Speaking at the Sandy Hook Interfaith prayer vigil, President Barack Obama quoted words of Scripture to console the grieving: “For our light and momentary troubles are achieving for us an eternal glory that far outweighs them all” (II Corinthians 4:17). He asked God to “bless and keep those we’ve lost in His heavenly place.”
In the face of both national calamity and personal loss, many find consolation in their hope of heaven. For centuries, people have claimed to have had near-death experiences that corroborate the Bible’s teaching that heaven exists. However, in the last decades such testimony has exploded. Don Piper’s “90 Minutes in Heaven,” published in 2004, has sold five million copies. Todd Burpo’s “Heaven Is for Real: A Little Boy’s Astounding Story of His Trip to Heaven and Back” has been a best seller for the last two years.
In the last seven months, two physicians have described their near-dear experiences in phenomenally popular books: Mary Neal’s “To Heaven and Back: A Doctor’s Extraordinary Account of Her Death, Heaven, Angels, and Life Again” and Eben Alexander’s “Proof of Heaven: A Neurosurgeon’s Journey into the Afterlife.” Recently Piper, Burpo, Neal, and Alexander have been interviewed on leading television talk shows, and “Newsweek” and “Christianity Today” have included feature articles about the afterlife.
The brisk sales of these books and the tremendous interest in heaven testify to the human desire to live beyond this world and to know what the afterlife is like. For Christians, the teachings of the Bible and the resurrection of Jesus provide the primary reason for believing in heaven. Nevertheless, many Christians find first-person accounts of journeys to heaven to be fascinating and reassuring. These experiences confirm Scriptural teaching that they will be reunited with loved ones and have a more intimate relationship with God.
Meanwhile, numerous neurobiologists, psychologists, philosophers, and theologians are accepting the legitimacy of near-death experiences. In “Evidence of the Afterlife” (2011), for example, scientist Jeffrey Long, after gathering and analyzing hundreds of near-death experiences, provides nine proofs for life after death.
Other Christians are not convinced, however, that these experiences are genuine or credible. These accounts, they protest, are contradictory and theological suspect and divert attention from the church’s mission to save souls and help the hurting. Those who have had near-death experiences disagree about whether they saw tunnels of light, pearly gates, gardens, and angelic beings or heard music. They describe God in various ways, some of which are inconsistent with biblical teaching. In many near-death accounts, God accepts people unconditionally regardless of whether they affirmed Christ as God and savior or how they acted on earth. Some also protest that focus on heaven—“pie in the sky bye and bye”—distracts Christians from their more important calling to improve this world.

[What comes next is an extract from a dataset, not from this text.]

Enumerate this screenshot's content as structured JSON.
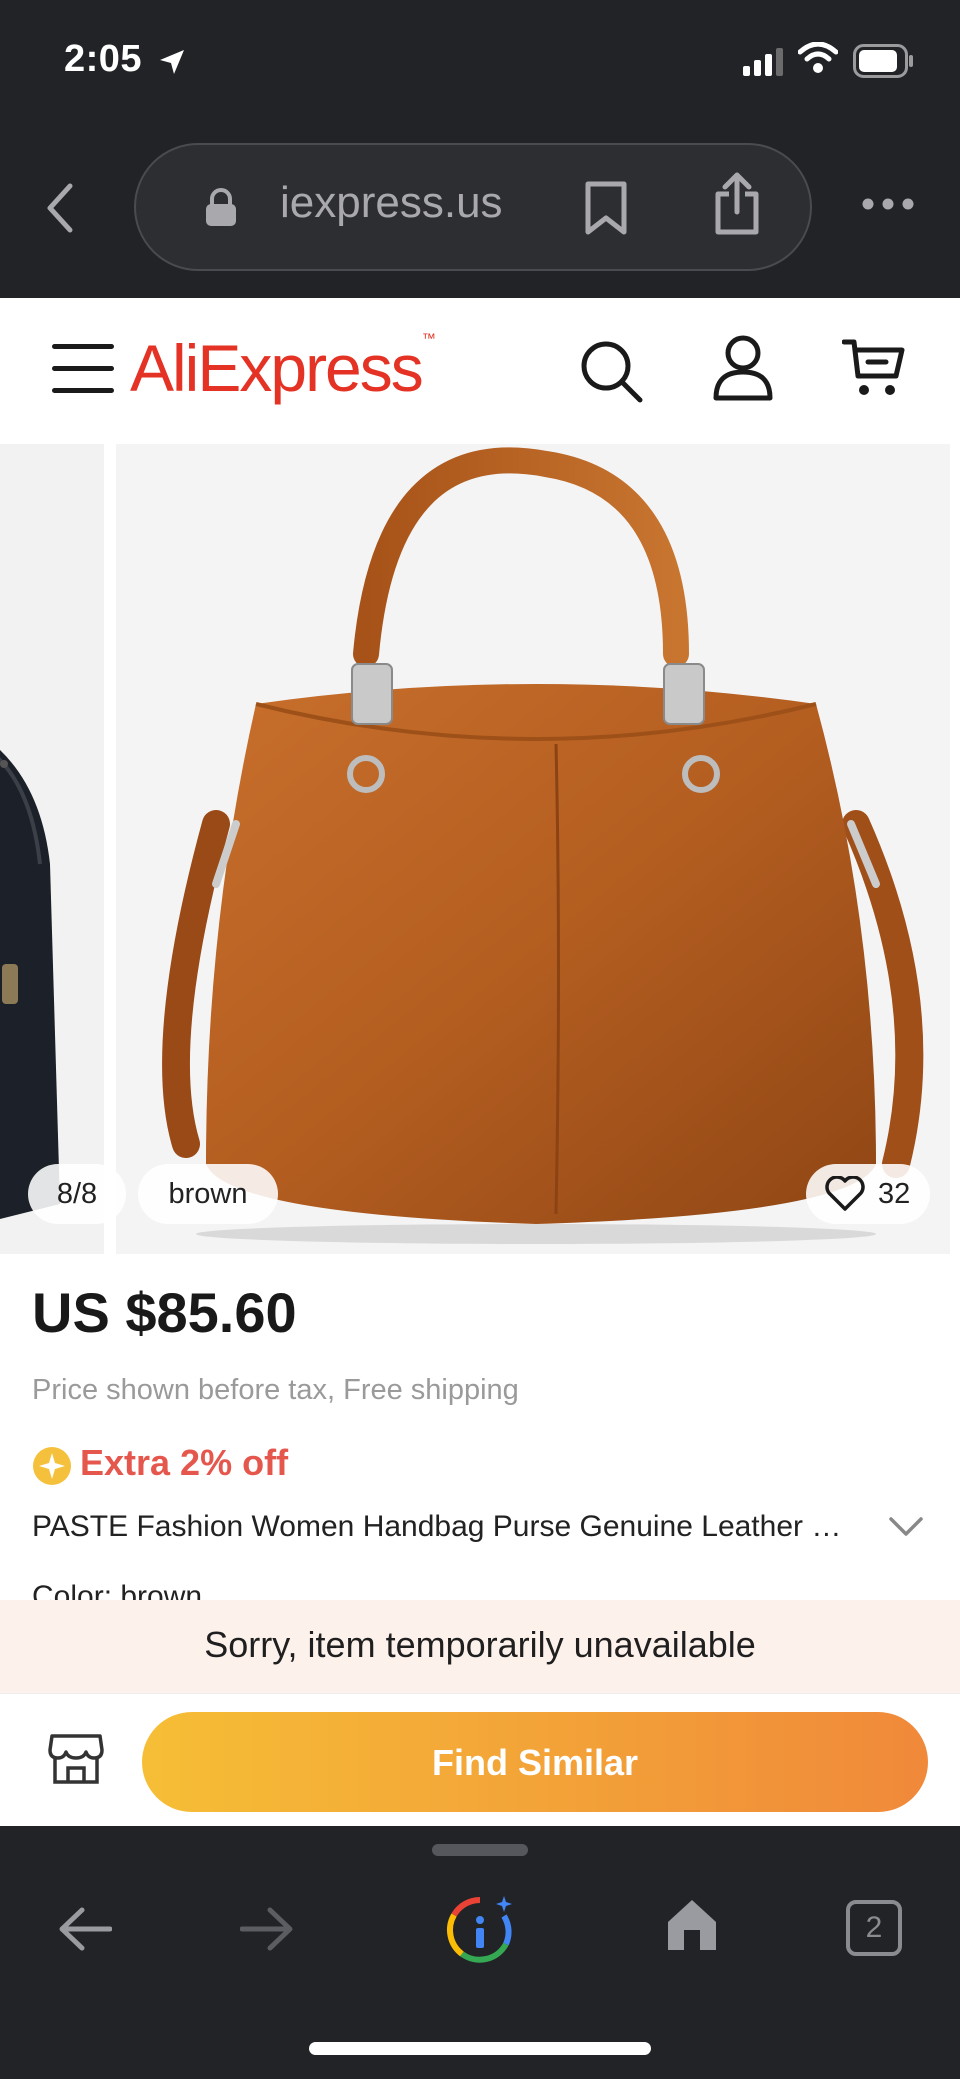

As a result, some Christians reject these experiences as either hallucinations (which can be explained scientifically) or the work of the Devil. However, since orthodox Christians have written many of the recent best-selling accounts, skepticism about their credibility has diminished somewhat among Christians. Moreover, many near-death experiencers become more loving of and caring toward others.

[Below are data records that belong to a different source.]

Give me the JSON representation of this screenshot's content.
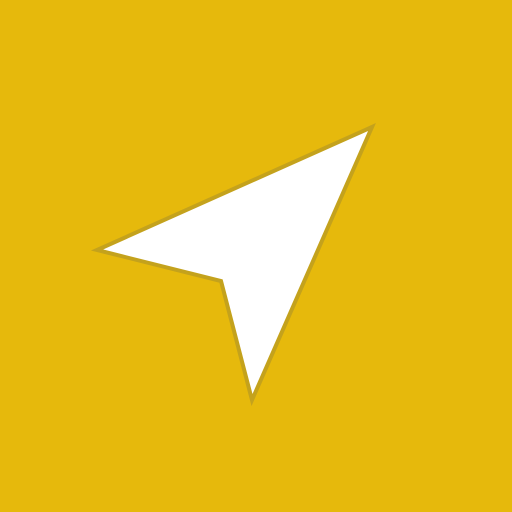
{
  "icon": {
    "name": "navigation-arrow-icon",
    "colors": {
      "background": "#E6B90C",
      "arrow_fill": "#FFFFFF",
      "arrow_outline": "#C4A21C"
    }
  }
}
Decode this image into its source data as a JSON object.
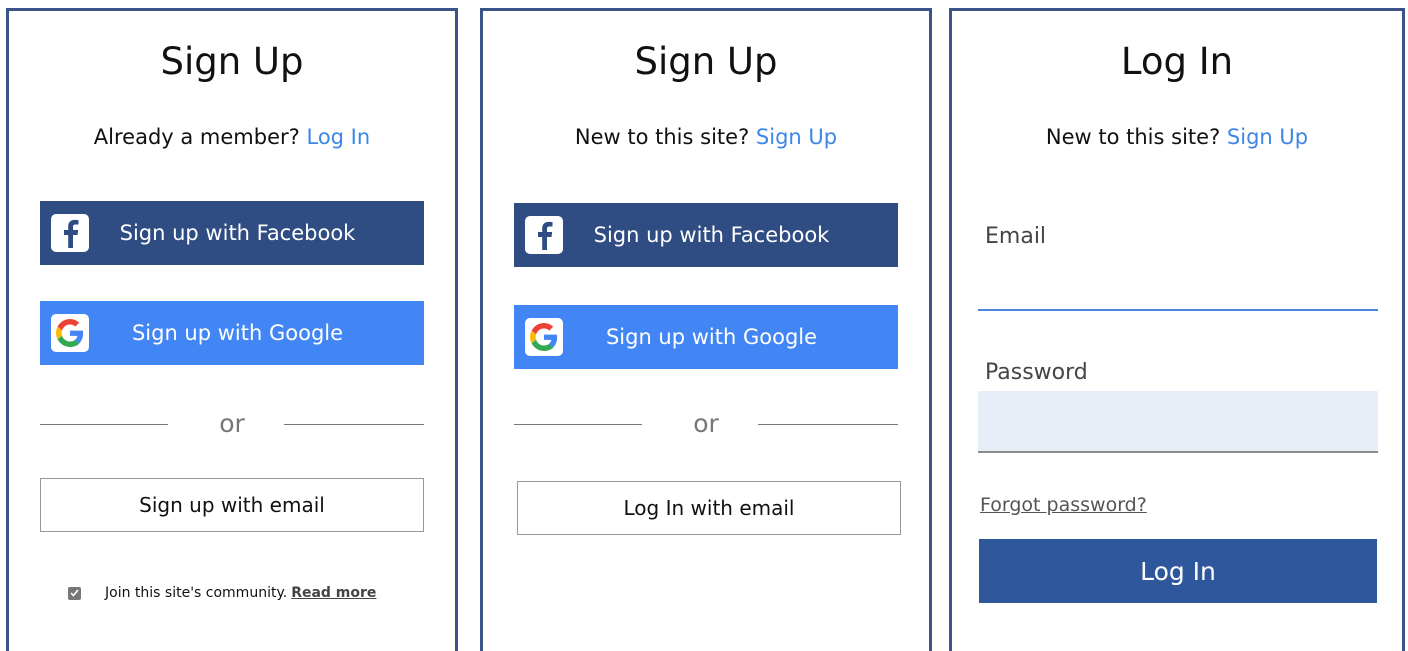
{
  "panels": [
    {
      "title": "Sign Up",
      "subtitle_text": "Already a member?",
      "subtitle_link": "Log In",
      "facebook_label": "Sign up with Facebook",
      "google_label": "Sign up with Google",
      "or_text": "or",
      "email_button_label": "Sign up with email",
      "community_text": "Join this site's community.",
      "read_more": "Read more",
      "community_checked": true
    },
    {
      "title": "Sign Up",
      "subtitle_text": "New to this site?",
      "subtitle_link": "Sign Up",
      "facebook_label": "Sign up with Facebook",
      "google_label": "Sign up with Google",
      "or_text": "or",
      "email_button_label": "Log In with email"
    },
    {
      "title": "Log In",
      "subtitle_text": "New to this site?",
      "subtitle_link": "Sign Up",
      "email_label": "Email",
      "password_label": "Password",
      "forgot_label": "Forgot password?",
      "login_button": "Log In"
    }
  ],
  "colors": {
    "panel_border": "#3a5389",
    "facebook": "#2f4c83",
    "google": "#4285f4",
    "link": "#3d86e8",
    "login_button": "#2f579b"
  }
}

Defenders of these near-death experiences also emphasize that those who have them are not theologians and are trying to describe things that words are inadequate to explain. That people interpret their near-heaven experiences in light of their own religious and cultural backgrounds is not troubling. They have no other lens or language with which to describe what they saw and heard. Moreover, while the content of these experiences may differ, their nature and their impact on those who have them are remarkably similar across cultures and time periods.
It is striking that in our acquisitive, secular age, when many in the academy and media attack Christianity and try to remove or limit its public influence and as the number of people who claim no religious affiliation grows, that interest in the afterlife is increasing. It suggests that no level of affluence or material comfort is ultimately satisfying to most people. We yearn for something more—to spend eternity in a beautiful, serene environment, bereft of the world’s problems, in the presence of our Creator, surrounded by family and friends. Their glowing descriptions of encounters with God and loved ones help make these near-heaven experiences so compelling, comforting, and popular.